This piece utilizes a graphic paper collage — made from a Japanese illustrated children's book and images from a dinosaur dictionary — mounted on a wood panel. The code was created with acrylic, glue and painted glitter.
Note: the items used in this series are objects that were no longer useful to their owners — meaning they were either pulled from the trash, from the side
of the road, or purchased at
a thrift or second-hand store.
Purchased at a thrift store, this canvas-mounted photograph was so strangely appealing; I couldn’t keep my eyes off it.
Inspired by a 1970s atlas ocean current illustration, this cut-paper and graphite drawing piece is mounted onto a discarded Lois Powers lithograph print.
This framed rooster was found discarded behind a craft mall. In terrible condition, the rooster (cut from ¼-inch hardboard) was mounted to rusted chicken wire, and the entire piece was black spray-painted. The rusted wire was unsalvageable, so I remounted the rooster to a hardboard backing. The piece was created using acrylic,
wood, glue and glitter.
Mounted to five secured wooden circles are 75 athletic trading cards from my childhood collection. My parents were purging my boyhood closet and came across a pail of cards — instead of throwing them out, I asked them to be saved for this and another Cipher piece.
This layered piece integrates a laser print on paper, a discarded vellum clothing pattern and acrylic paint.
Finished, this piece will consist of 45 (12 x 12 inch) vinyl album covers.
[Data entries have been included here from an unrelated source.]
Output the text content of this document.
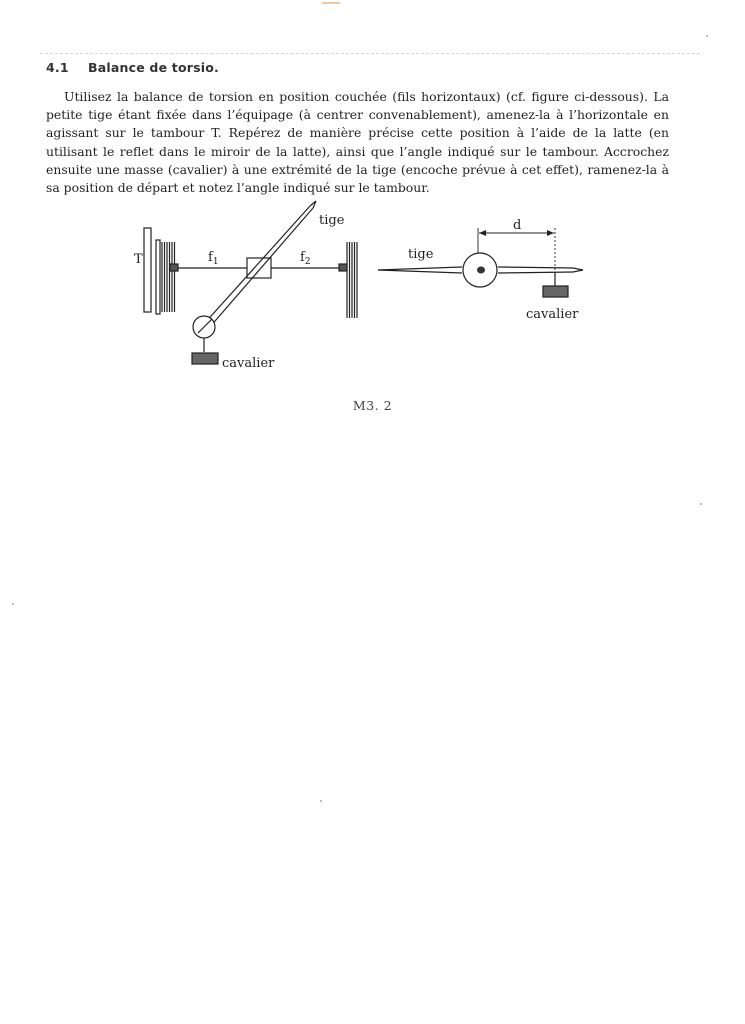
4.1 Balance de torsio.

Utilisez la balance de torsion en position couchée (fils horizontaux) (cf. figure ci-dessous). La petite tige étant fixée dans l’équipage (à centrer convenablement), amenez-la à l’horizontale en agissant sur le tambour T. Repérez de manière précise cette position à l’aide de la latte (en utilisant le reflet dans le miroir de la latte), ainsi que l’angle indiqué sur le tambour. Accrochez ensuite une masse (cavalier) à une extrémité de la tige (encoche prévue à cet effet), ramenez-la à sa position de départ et notez l’angle indiqué sur le tambour.

T	$f_1$	$f_2$
tige
cavalier
tige
d
cavalier
M3. 2
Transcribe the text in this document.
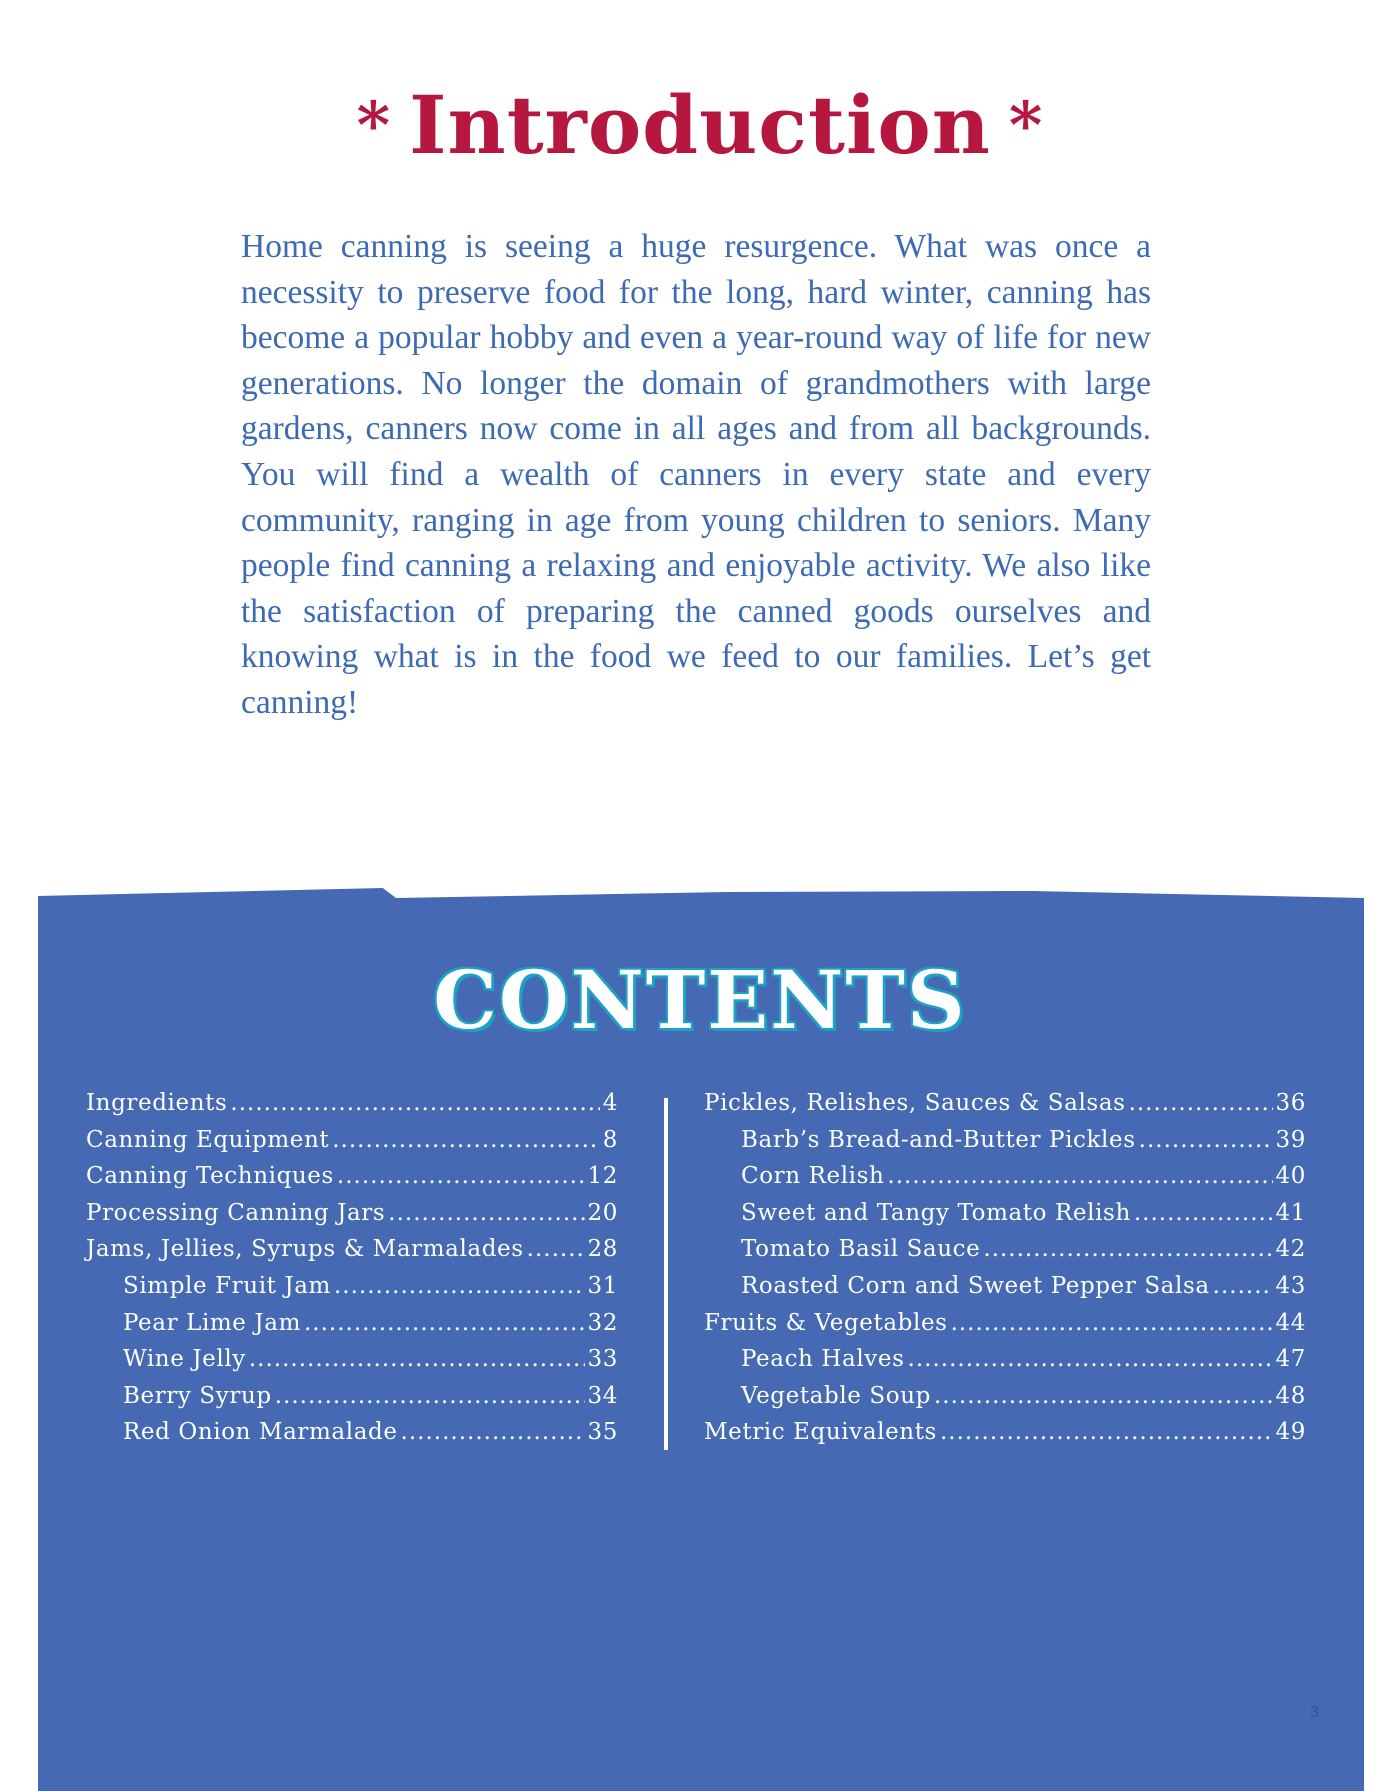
* Introduction *

Home canning is seeing a huge resurgence. What was once a necessity to preserve food for the long, hard winter, canning has become a popular hobby and even a year-round way of life for new generations. No longer the domain of grandmothers with large gardens, canners now come in all ages and from all backgrounds. You will find a wealth of canners in every state and every community, ranging in age from young children to seniors. Many people find canning a relaxing and enjoyable activity. We also like the satisfaction of preparing the canned goods ourselves and knowing what is in the food we feed to our families. Let’s get canning!

CONTENTS
Ingredients .....	4
Canning Equipment .....	8
Canning Techniques .....	12
Processing Canning Jars .....	20
Jams, Jellies, Syrups & Marmalades .....	28
Simple Fruit Jam .....	31
Pear Lime Jam .....	32
Wine Jelly .....	33
Berry Syrup .....	34
Red Onion Marmalade .....	35
Pickles, Relishes, Sauces & Salsas .....	36
Barb’s Bread-and-Butter Pickles .....	39
Corn Relish .....	40
Sweet and Tangy Tomato Relish .....	41
Tomato Basil Sauce .....	42
Roasted Corn and Sweet Pepper Salsa .....	43
Fruits & Vegetables .....	44
Peach Halves .....	47
Vegetable Soup .....	48
Metric Equivalents .....	49
3
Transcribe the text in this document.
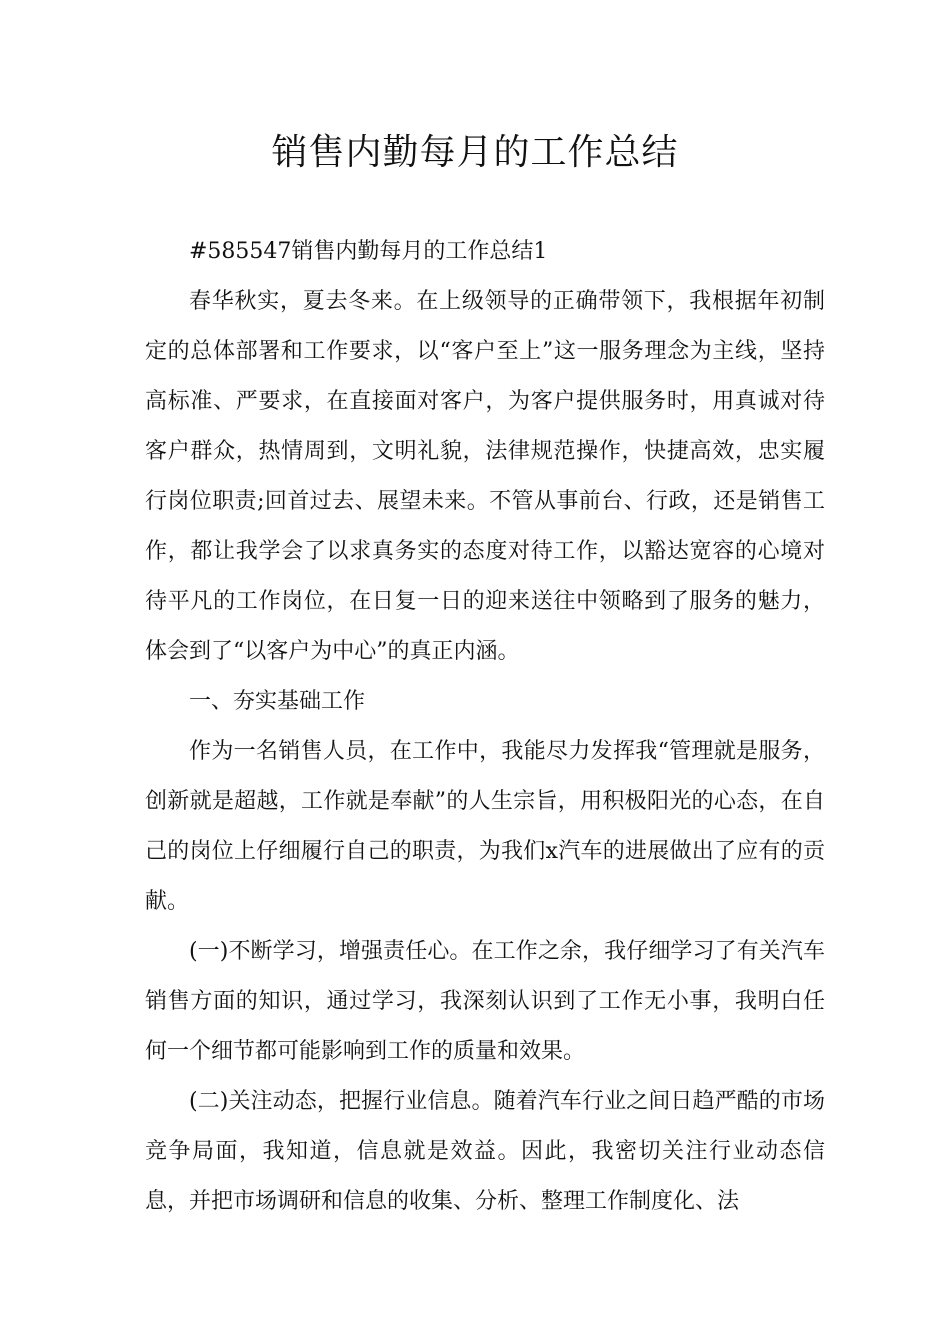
销售内勤每月的工作总结

#585547销售内勤每月的工作总结1

春华秋实，夏去冬来。在上级领导的正确带领下，我根据年初制定的总体部署和工作要求，以“客户至上”这一服务理念为主线，坚持高标准、严要求，在直接面对客户，为客户提供服务时，用真诚对待客户群众，热情周到，文明礼貌，法律规范操作，快捷高效，忠实履行岗位职责;回首过去、展望未来。不管从事前台、行政，还是销售工作，都让我学会了以求真务实的态度对待工作，以豁达宽容的心境对待平凡的工作岗位，在日复一日的迎来送往中领略到了服务的魅力，体会到了“以客户为中心”的真正内涵。

一、夯实基础工作

作为一名销售人员，在工作中，我能尽力发挥我“管理就是服务，创新就是超越，工作就是奉献”的人生宗旨，用积极阳光的心态，在自己的岗位上仔细履行自己的职责，为我们x汽车的进展做出了应有的贡献。

(一)不断学习，增强责任心。在工作之余，我仔细学习了有关汽车销售方面的知识，通过学习，我深刻认识到了工作无小事，我明白任何一个细节都可能影响到工作的质量和效果。

(二)关注动态，把握行业信息。随着汽车行业之间日趋严酷的市场竞争局面，我知道，信息就是效益。因此，我密切关注行业动态信息，并把市场调研和信息的收集、分析、整理工作制度化、法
The albums were found, purchased at thrift stores or given specifically for this project — they are mounted to wood panels and completed with painted glitter.
Purchased at a thrift store, this 1977 Coca-Cola bottling crate is solidly constructed and was left fully intact, with an additional ¼-inch hardboard inserted to contain the code.
Children’s book illustrations collaged and mounted to 11-inch wood circles. The illustrations are from discarded library books.
Found in a thrift store, I remember having a similar colorforms play set around my house growing up. Secured to the back of this piece are the vinyl accessory and optional clothing sheets.
This work is on a discarded lithographic print of Paul Detlefsen’s Americana Scene.
The frame is original to the print, although painted for this project.
I liked the seeming opulence of this thrift store found decorative cameo — but closer inspection reveals a cheap plastic gold frame and a portrait on a poorly printed paper lithograph. The contradiction made this a must have for inclusion in this series.